One of the most important decisions any potential student will make is choosing the right school to attend. Class sizes, interactions with faculty and staff, costs, convenience, and fringe benefits all come into play. These considerations become even more important, though, when trying to become an x-ray technologist. X-ray techs work with unique and potentially dangerous equipment, and patients whose safety lies in their hands–so selecting the right training school is critical.

To that end, there are some key points to research thoroughly before making your decision:

Online or On Campus

Before beginning externships or sitting for exams, every potential x-ray tech takes several kinds of classes: general prerequisites such as composition, chemistry, and physics; general health care courses like medical terminology, patient care, and medical ethics; and classes specific to x-ray technology, including patient positioning and radiation physics. This is important because, while many traditional, bricks-and-mortar schools offer classes in all three categories, some classes may be best taken online. Online universities and colleges offer the same coursework available from traditional schools, but often with more flexible schedules.

Many students choose to take their prerequisite and health care course online, before enrolling in a traditional college for their field-specific work and externship, and vice versa. You choice will likely depend on convenience and other matters covered below.

Degrees Offered

Most x-ray tech jobs require a minimum of a certificate or an Associate’s degree in Radiology, available from a trade school, community college, or junior college.

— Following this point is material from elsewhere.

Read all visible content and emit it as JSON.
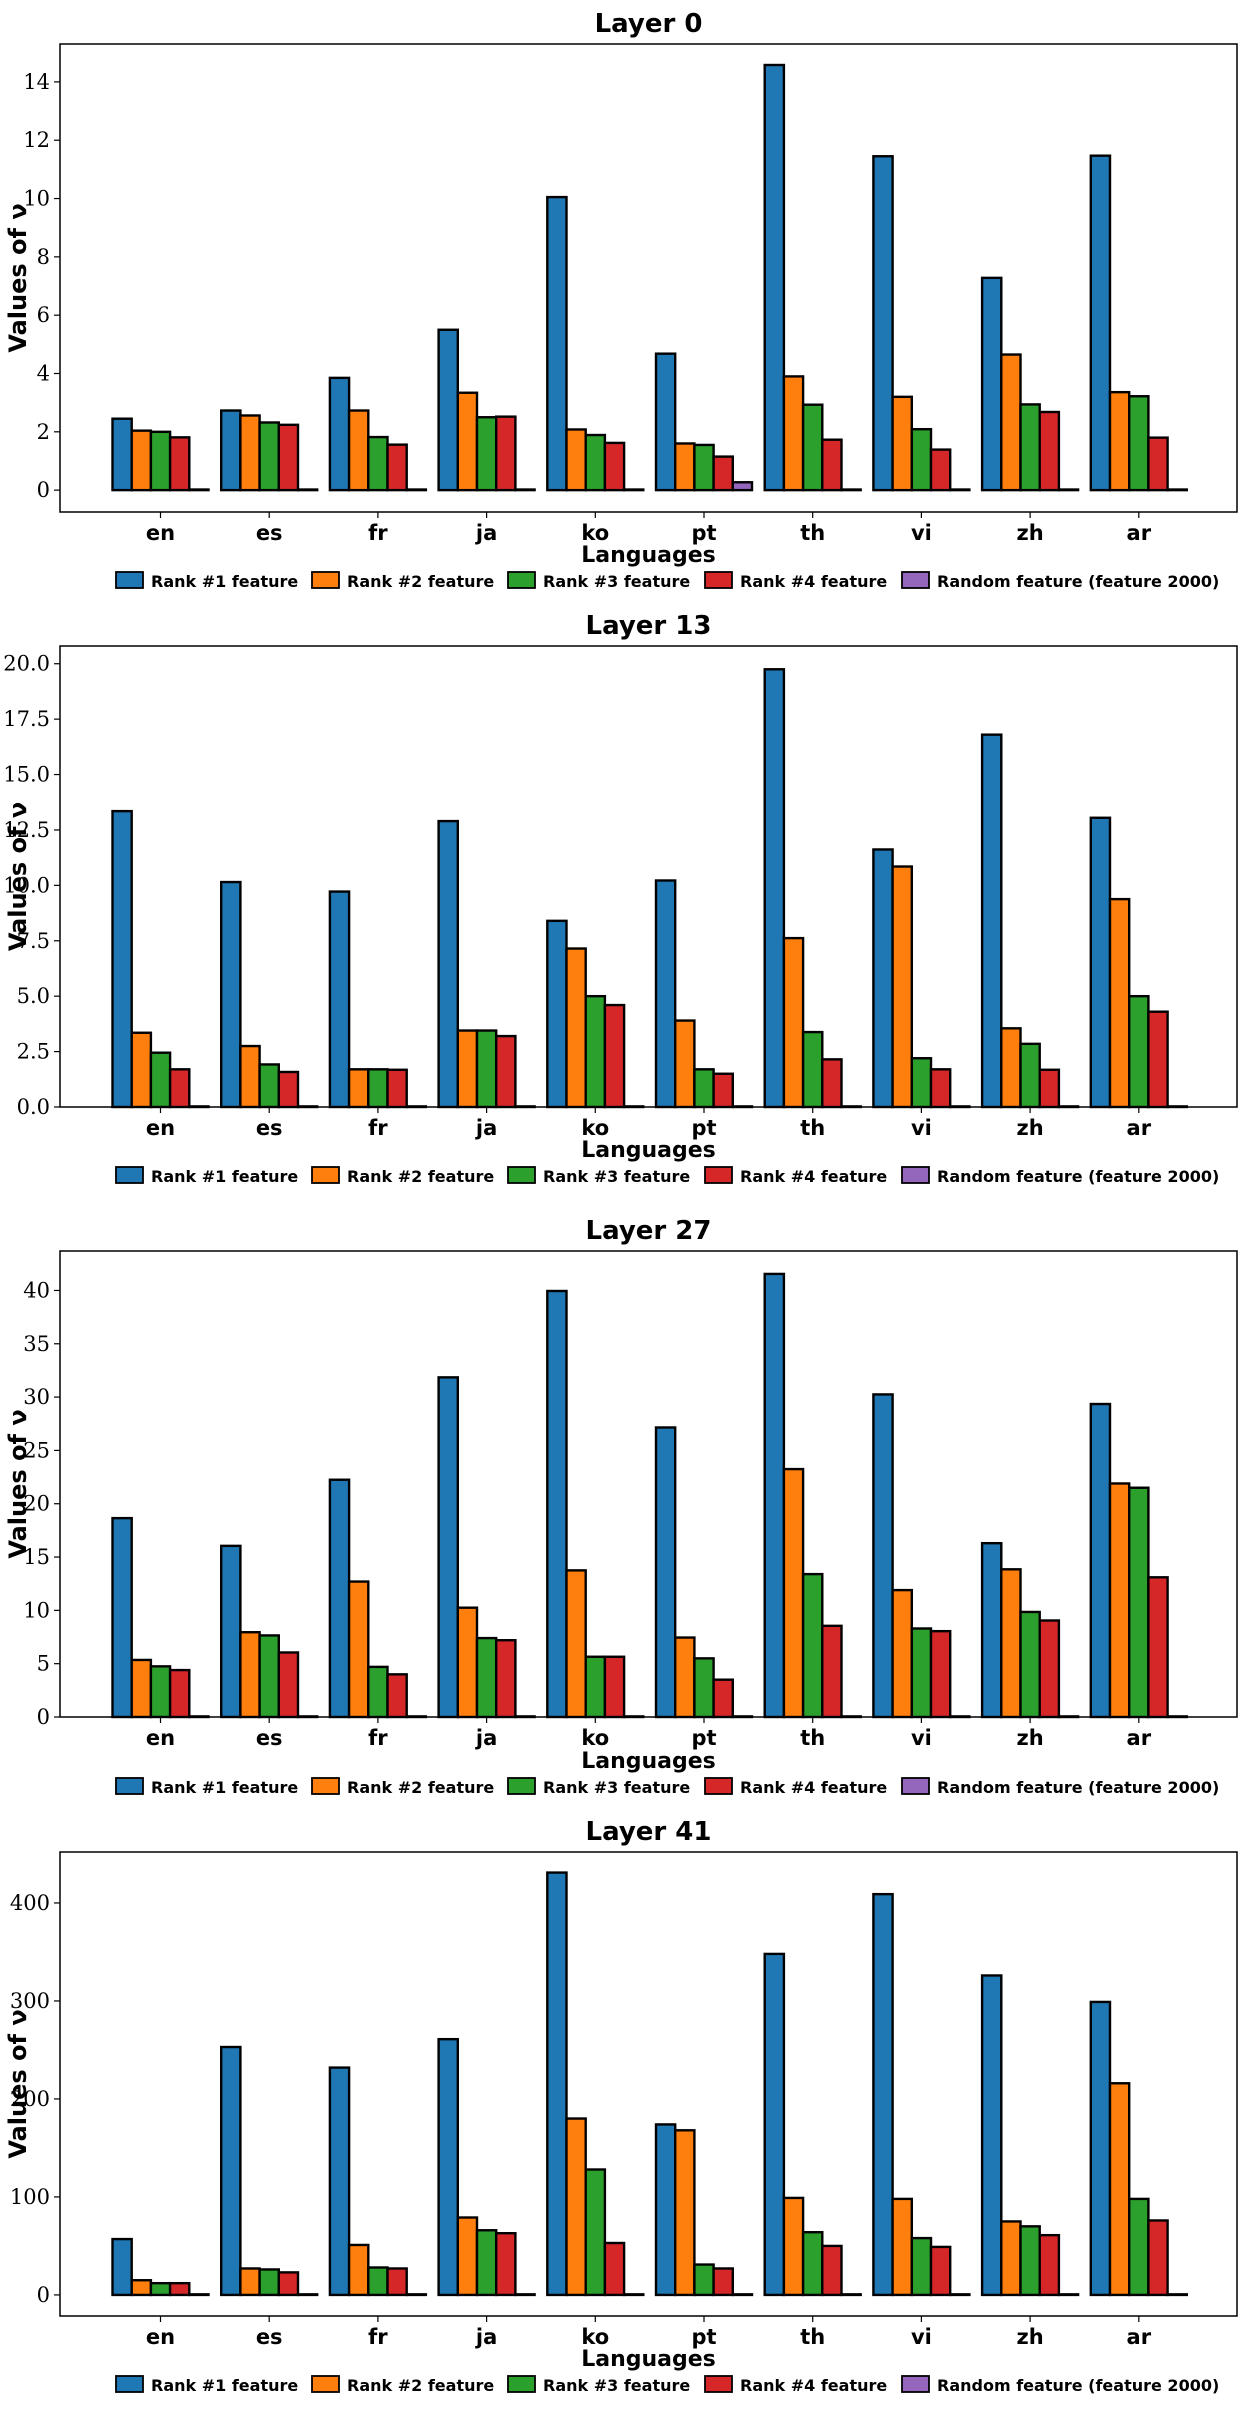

However, if you would like to pursue a higher-paying position, you may want to earn a Bachelor’s degree from a four-year institution. This option can work especially well if you have opted to take your health care and prerequisite classes at a community college, and have already graduated with your Associate’s degree in Health Care, Health Services, or Allied Health.

Accreditation

Whether to become an x-ray technologist or a painter, never attend an institution that is not accredited. The US Department of Education (DOE) licenses a select group of agencies to accredit, or give their stamp of approval to, colleges and universities that meet high standards for academic rigor and student preparedness for the workplace. Any school not approved by the DOE or one of its licensed agencies is likely not to give you the education you need, and degrees from such colleges are, by and large, worthless–employers look upon them as a sign of cutting corners and not taking the career seriously.

Furthermore, it is important to pick a program approved by the American Registry of Radiologic Technologists (ARRT), the organization that handles licensing and professional standards for x-ray technologists. Accreditation by the ARRT means that the program complies with all industry standards, and that you will be well prepared for your licensing test–administered by the ARRT, in most states–and career. To date, DOE agencies and the ARRT have accredited 213 certificate programs, 397 Associate’s degree paths, and 35 Bachelor’s degree routes.

So there are plenty of options available; all it takes is a little research and commitment to start on your way.